Doğumdan itibaren bebeğiniz kucağınızdayken onu hafifçe sallayarak ve usul bir sesle çocuk şarkıları ya da ninniler söyleyerek yürüyün. Bunun gibi düzenli hareketler yeni doğan bebekler üzerinde son derece sakinleştirici bir etkiye sahiptir. Bebeklere anne karnında yaşadıkları hafif sallantıları hatırlatır. Bebeğinizi ters çevirip karnını kolunuzun üzerine gelecek şekilde yerleştirerek ve bebeğinizi hafifçe sallayarak olası karın ağrılarını hafifletebilirsiniz.

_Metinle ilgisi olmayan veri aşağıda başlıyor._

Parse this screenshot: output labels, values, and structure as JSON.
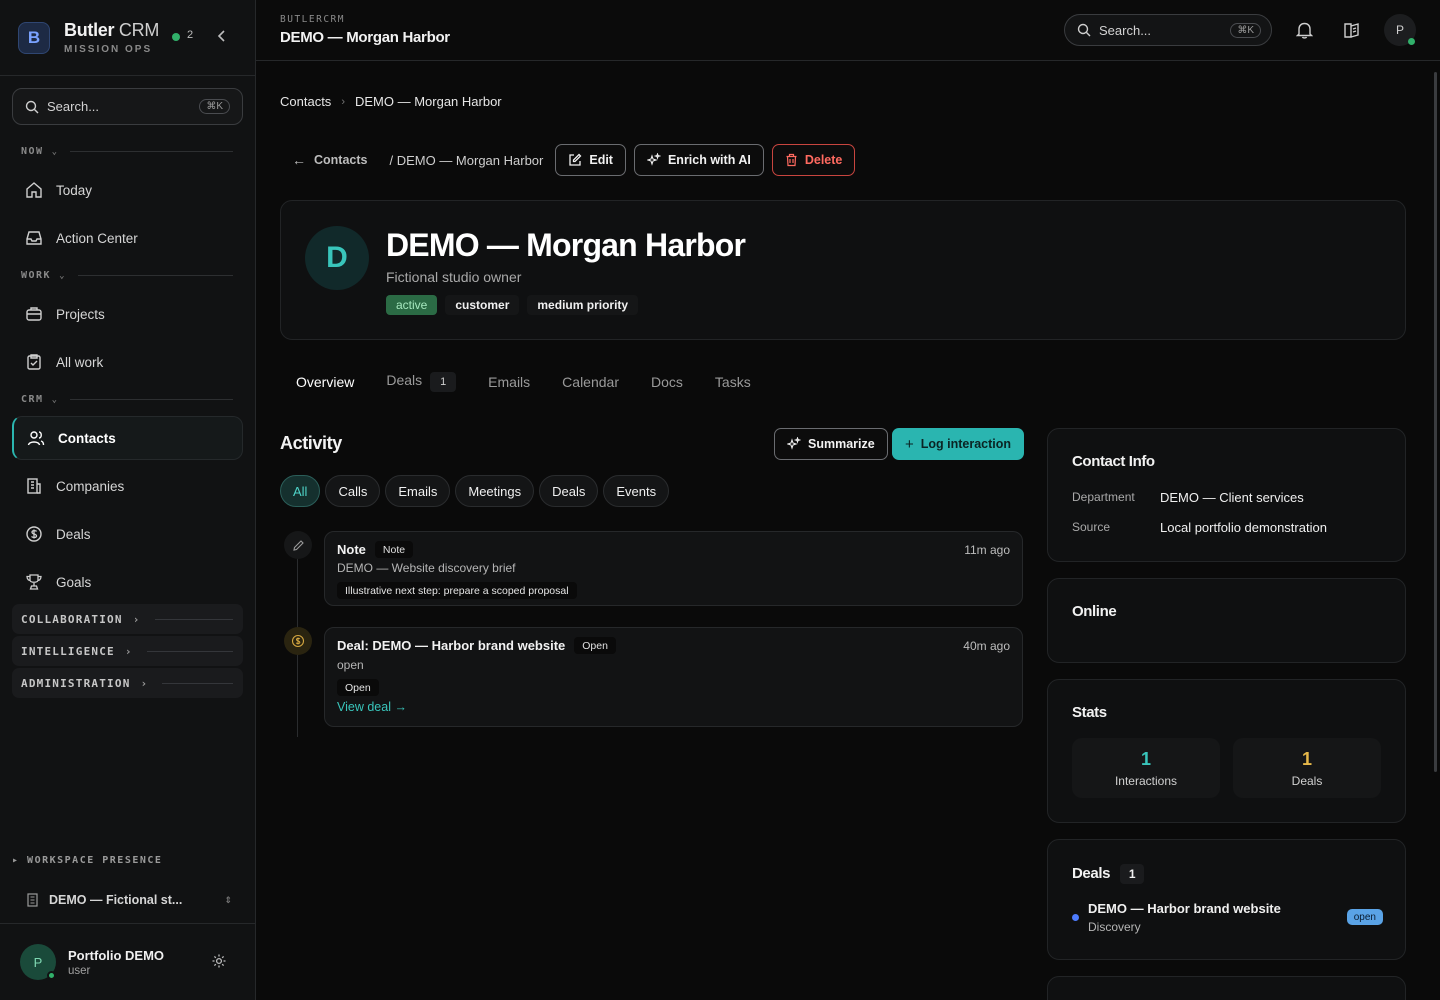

3. aydan itibaren ise bebeğinizin karşısına oturun, yüzünüzü ona yaklaştırın ve kısa bir ıslık çalın. Bu alışılmadık ses bebeğinizi kesinlikle şaşırtacaktır. Islığı tekrarlayın, ancak bu kez daha uzun ve farklı bir ıslık çalın. Belirgin bir melodi çıkarana kadar defalarca ıslık çalın. Yetişkinlerin ağızlarıyla çıkardıkları sesler bebekleri büyüler. Bebekler ayrıca sizin ağız hareketlerinizi izlemeyi sever. Çocuğunuz dudaklarınızın hareketlerini takip ederek sizi taklit etmeye çalışabilir!
Aynı zamanda 3. aydan itibaren bebeğinize bir ayna verin ve kendi yansımasını incelemesine izin verin. O yaşta kendi yansımasına baktığını anlamayacaktır ancak karşısında gördüğü bebeğin yüzü merakını uyandıracaktır! Bunu düzenli olarak yapın ve bebeğinizin yanına oturarak yaptığınız komik suratları ve yüz ekşitme hareketlerini görmesini sağlayın. Bebeğiniz zamanla bu nesneye alışacak ve kendisinin annesinden bağımsız bir birey olduğunun farkına varacaktır.
6. aydan itibaren bebeğinizi rahatlayabileceği sıcak bir odada büyük bir yatağın veya yumuşak minderi üzerine altında bezle yatırın. Vücudundaki kıvrımları yani ayaklarını, bacaklarını, karın ve boyun bölgesini takip ederek çok usulca üfleyin. Bebeğiniz buna aldırış etmezse yüzüne üfleyerek devam edin. Yanaklarına, alnına, saçına ve kulaklarına üfleyin. Bu beklenmedik temas bebeğinize oldukça komik gelecek ve vücudunun sınırlarını fark etmesini sağlayacaktır. İlgisini kaybetmemesini sağlamak için nefesiniz yerine bir tüy kullanarak onu okşayabilirsiniz.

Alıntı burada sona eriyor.